周囲の作業員やスタッフたちは、この錬金術研究所で誰が一番強いのかを知っている。腕力でも役職でもなく、逆らってはいけない人物が誰なのかを。
《先生・・・何とか言ってやってくださいよ・・・先生の方が立場も年齢も上でしょうが・・・》
解析室の椅子に座ったブラキオが、隣のカインにテレパシーで囁く。
《ブラキオ君は、ボクに『死ね』と言ってるのかな?》
《そんな大げさな・・・》
カインがデスクに肘をつき、フッと遠い目をする。
《ブラキオ君が来るまでは、ボクが今の君の役だったんだよ・・・科学者の血が騒いで、ついつい暴走することがあってね・・・何度、心が殺されたことか・・・思い出したくないな~》
カインの表情にゴクリと生唾を呑むブラキオだが、不意に背後からの殺気を感じ取る。
「二人とも何をこそこそ喋っているんですか?」
カインとブラキオの後ろで、笑顔のリリーが立っていた。天使のような笑顔なのだが、こめかみの辺りがヒクヒクいっている。いわゆる「怒筋」というやつだ。
「ごめんよ、リリー君。ブラキオ君に話しかけられたので、ついつい応じてしまったんだ。本当にごめんよ」
カインは叱られた子供のようにシュンとなっている。カインの経験上、素直に謝った方が少ない被害で済むことを知っていた。逆にブラキオはどう言い訳しようかとあわあわしながら狼狽えている。
「ブラキオ~・・・君は『反省』という言葉を知っているのかな?」
笑顔のリリーの怒筋が二つ三つに増えていく。永遠の輝き団の団長であるヘイゼル・ブランカからも感じたことのないプレッシャーだ。ブラキオの血の気がさ~っと引いて行った。

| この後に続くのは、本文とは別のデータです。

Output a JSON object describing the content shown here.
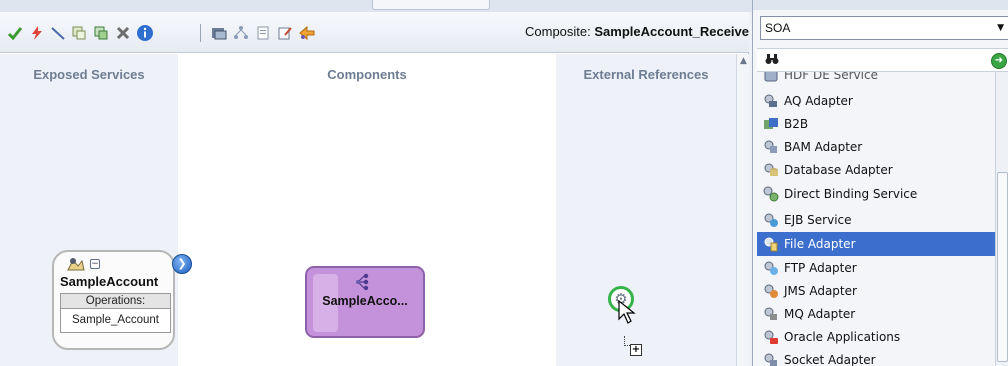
{
  "toolbar": {
    "composite_prefix": "Composite:",
    "composite_name": "SampleAccount_Receive",
    "icons": [
      "validate-check-icon",
      "deploy-lightning-icon",
      "wire-icon",
      "add-icon",
      "copy-icon",
      "delete-icon",
      "info-icon",
      "test-icon",
      "tree-icon",
      "pages-icon",
      "edit-icon",
      "flow-icon"
    ]
  },
  "lanes": {
    "exposed_services": "Exposed Services",
    "components": "Components",
    "external_references": "External References"
  },
  "service": {
    "name": "SampleAccount",
    "operations_label": "Operations:",
    "operation": "Sample_Account"
  },
  "component": {
    "name": "SampleAcco..."
  },
  "palette": {
    "selected_category": "SOA",
    "items": [
      {
        "label": "HDF DE Service",
        "icon": "adapter-icon"
      },
      {
        "label": "AQ Adapter",
        "icon": "aq-adapter-icon"
      },
      {
        "label": "B2B",
        "icon": "b2b-icon"
      },
      {
        "label": "BAM Adapter",
        "icon": "bam-adapter-icon"
      },
      {
        "label": "Database Adapter",
        "icon": "database-adapter-icon"
      },
      {
        "label": "Direct Binding Service",
        "icon": "direct-binding-icon"
      },
      {
        "label": "EJB Service",
        "icon": "ejb-service-icon"
      },
      {
        "label": "File Adapter",
        "icon": "file-adapter-icon"
      },
      {
        "label": "FTP Adapter",
        "icon": "ftp-adapter-icon"
      },
      {
        "label": "JMS Adapter",
        "icon": "jms-adapter-icon"
      },
      {
        "label": "MQ Adapter",
        "icon": "mq-adapter-icon"
      },
      {
        "label": "Oracle Applications",
        "icon": "oracle-apps-icon"
      },
      {
        "label": "Socket Adapter",
        "icon": "socket-adapter-icon"
      }
    ]
  },
  "colors": {
    "selection": "#3c6fcd",
    "component_fill": "#c492da",
    "drag_ring": "#36b34a"
  }
}
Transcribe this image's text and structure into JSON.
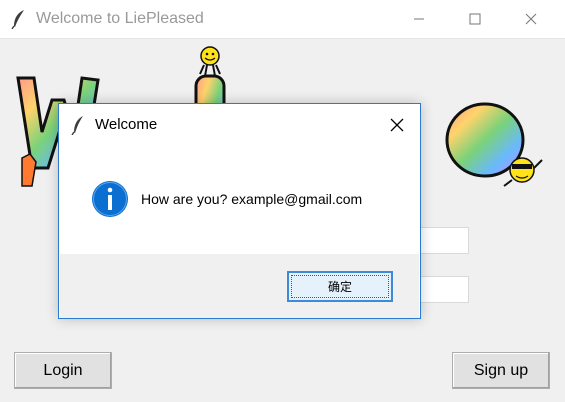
{
  "main_window": {
    "title": "Welcome to LiePleased",
    "controls": [
      "minimize",
      "maximize",
      "close"
    ],
    "banner_word": "Welcome",
    "buttons": {
      "login": "Login",
      "signup": "Sign up"
    }
  },
  "dialog": {
    "title": "Welcome",
    "message": "How are you? example@gmail.com",
    "ok_label": "确定",
    "icon": "info-icon"
  },
  "colors": {
    "dialog_border": "#2b79d0",
    "info_icon": "#0a6fd0",
    "ok_border": "#3c8ad8",
    "ok_fill": "#e5f1fb"
  }
}
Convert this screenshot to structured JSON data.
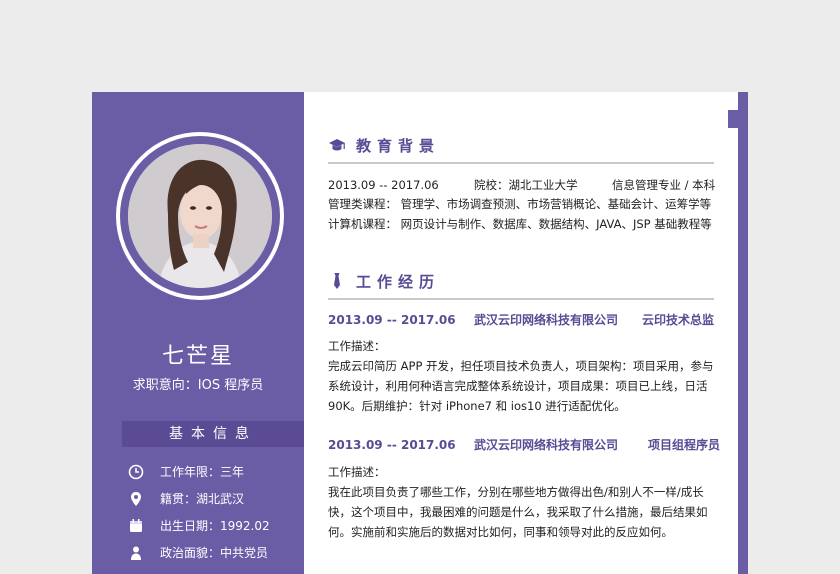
{
  "profile": {
    "name": "七芒星",
    "intent": "求职意向：IOS 程序员"
  },
  "basic_info": {
    "title": "基本信息",
    "items": [
      {
        "icon": "clock-icon",
        "text": "工作年限：三年"
      },
      {
        "icon": "location-icon",
        "text": "籍贯：湖北武汉"
      },
      {
        "icon": "calendar-icon",
        "text": "出生日期：1992.02"
      },
      {
        "icon": "person-icon",
        "text": "政治面貌：中共党员"
      }
    ]
  },
  "education": {
    "title": "教育背景",
    "icon": "graduation-cap-icon",
    "row1": {
      "period": "2013.09 -- 2017.06",
      "school": "院校：湖北工业大学",
      "major": "信息管理专业 / 本科"
    },
    "courses_mgmt": "管理类课程：    管理学、市场调查预测、市场营销概论、基础会计、运筹学等",
    "courses_cs": "计算机课程：    网页设计与制作、数据库、数据结构、JAVA、JSP 基础教程等"
  },
  "experience": {
    "title": "工作经历",
    "icon": "tie-icon",
    "jobs": [
      {
        "period": "2013.09 -- 2017.06",
        "company": "武汉云印网络科技有限公司",
        "role": "云印技术总监",
        "desc_label": "工作描述：",
        "lines": [
          "完成云印简历 APP 开发，担任项目技术负责人，项目架构：项目采用，参与",
          "系统设计，利用何种语言完成整体系统设计，项目成果：项目已上线，日活",
          "90K。后期维护：针对 iPhone7 和 ios10 进行适配优化。"
        ]
      },
      {
        "period": "2013.09 -- 2017.06",
        "company": "武汉云印网络科技有限公司",
        "role": "项目组程序员",
        "desc_label": "工作描述：",
        "lines": [
          "我在此项目负责了哪些工作，分别在哪些地方做得出色/和别人不一样/成长",
          "快，这个项目中，我最困难的问题是什么，我采取了什么措施，最后结果如",
          "何。实施前和实施后的数据对比如何，同事和领导对此的反应如何。"
        ]
      }
    ]
  },
  "colors": {
    "accent": "#6b5ca6",
    "accent_dark": "#5a4b94"
  }
}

「・・・お嬢は『テレパシー傍受』の他にも、『威圧』とか『絶対服従』とかのESPスキルを持ってますよね?」
そんなESPスキルは学術上、存在すら確認されていない。
「ブラキオっ!!!!」
怒りのリリーに説教されているブラキオに、カインは心の中で「がんばれ~」と励ますのであった。